Yo asumo que esas papas es lo único que comerán en días. Cuando bajo, la vieja está hablando con mi amigo. Le está contando que su hija tiene problemas, que está así, distrófica, atontada, sobreviviendo, desde que nació. Su única hija, la pobre, que hasta se defecó en el vientre materno antes de venir al mundo.

Dice la madre que la culpa es del padre ausente, que se volvió alcohólico. Él era teniente coronel y fue miembro de la seguridad de un muy muy alto dirigente del país. Nos cuenta que vino con él hace muchos años para La Habana, porque ella es de Pinar del Río, de San Juan y Martínez.

Mi amigo bromea diciéndole que yo, casualmente, soy de los Martínez de allá, que mi abuelo fue alcalde del pueblo.

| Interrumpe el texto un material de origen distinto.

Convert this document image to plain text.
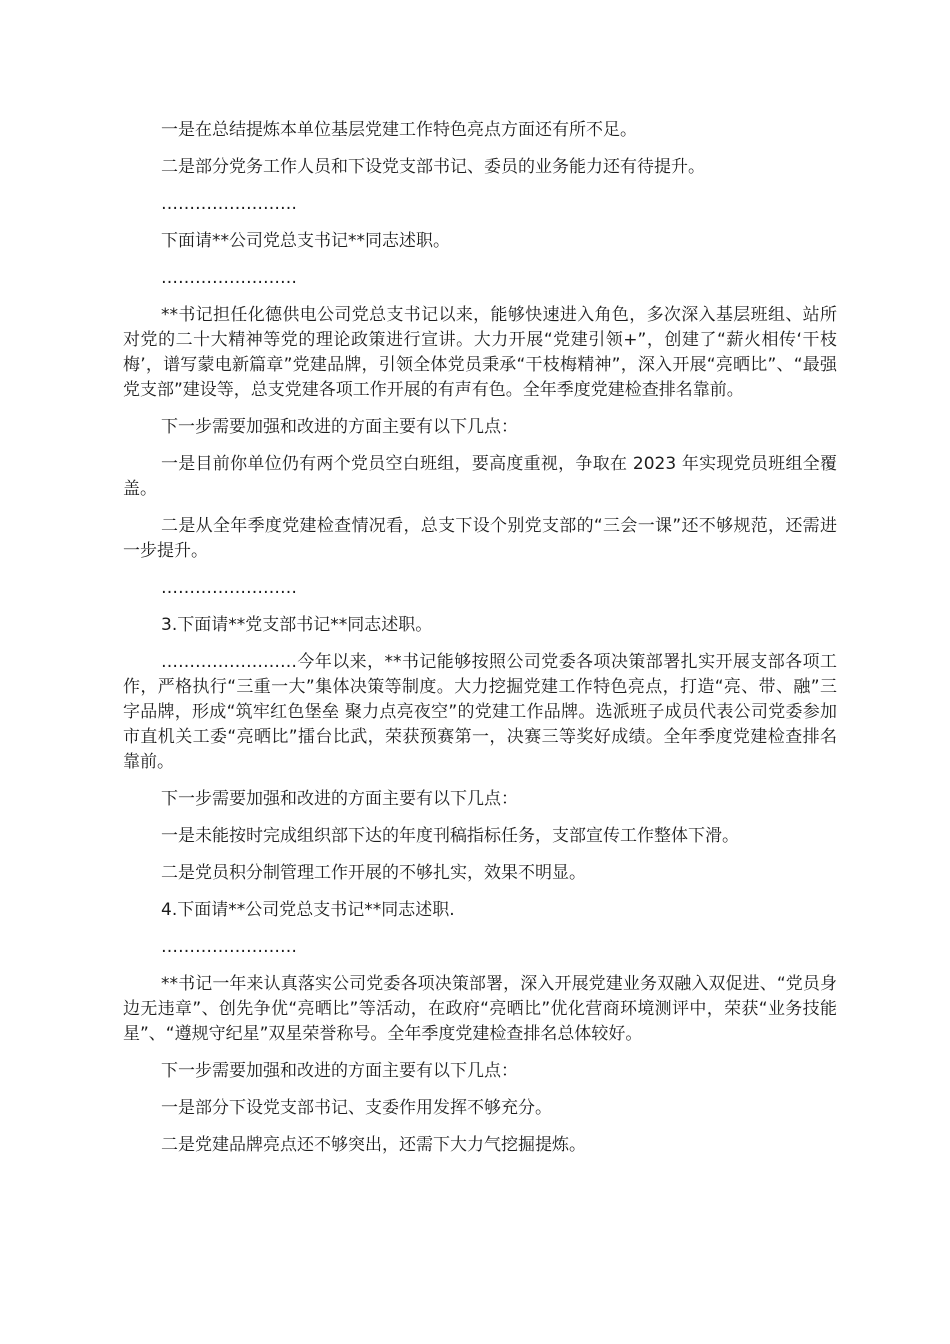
一是在总结提炼本单位基层党建工作特色亮点方面还有所不足。

二是部分党务工作人员和下设党支部书记、委员的业务能力还有待提升。

……………………

下面请**公司党总支书记**同志述职。

……………………

**书记担任化德供电公司党总支书记以来，能够快速进入角色，多次深入基层班组、站所对党的二十大精神等党的理论政策进行宣讲。大力开展“党建引领+”，创建了“薪火相传‘干枝梅’，谱写蒙电新篇章”党建品牌，引领全体党员秉承“干枝梅精神”，深入开展“亮晒比”、“最强党支部”建设等，总支党建各项工作开展的有声有色。全年季度党建检查排名靠前。

下一步需要加强和改进的方面主要有以下几点：

一是目前你单位仍有两个党员空白班组，要高度重视，争取在 2023 年实现党员班组全覆盖。

二是从全年季度党建检查情况看，总支下设个别党支部的“三会一课”还不够规范，还需进一步提升。

……………………

3.下面请**党支部书记**同志述职。

……………………今年以来，**书记能够按照公司党委各项决策部署扎实开展支部各项工作，严格执行“三重一大”集体决策等制度。大力挖掘党建工作特色亮点，打造“亮、带、融”三字品牌，形成“筑牢红色堡垒 聚力点亮夜空”的党建工作品牌。选派班子成员代表公司党委参加市直机关工委“亮晒比”擂台比武，荣获预赛第一，决赛三等奖好成绩。全年季度党建检查排名靠前。

下一步需要加强和改进的方面主要有以下几点：

一是未能按时完成组织部下达的年度刊稿指标任务，支部宣传工作整体下滑。

二是党员积分制管理工作开展的不够扎实，效果不明显。

4.下面请**公司党总支书记**同志述职.

……………………

**书记一年来认真落实公司党委各项决策部署，深入开展党建业务双融入双促进、“党员身边无违章”、创先争优“亮晒比”等活动，在政府“亮晒比”优化营商环境测评中，荣获“业务技能星”、“遵规守纪星”双星荣誉称号。全年季度党建检查排名总体较好。

下一步需要加强和改进的方面主要有以下几点：

一是部分下设党支部书记、支委作用发挥不够充分。

二是党建品牌亮点还不够突出，还需下大力气挖掘提炼。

La mujer me mira fijo un instante, me agarra del brazo, y me hala con fuerza. Se pone a gritar con los ojos desorbitados:

– Es mío, es mío, es mío….

Yo me suelto de un tirón y ella sigue gritando histérica. Los vecinos de la calle Príncipe se ríen y nos dicen que está loca. Nosotros nos vamos de allí antes que empiece a llover.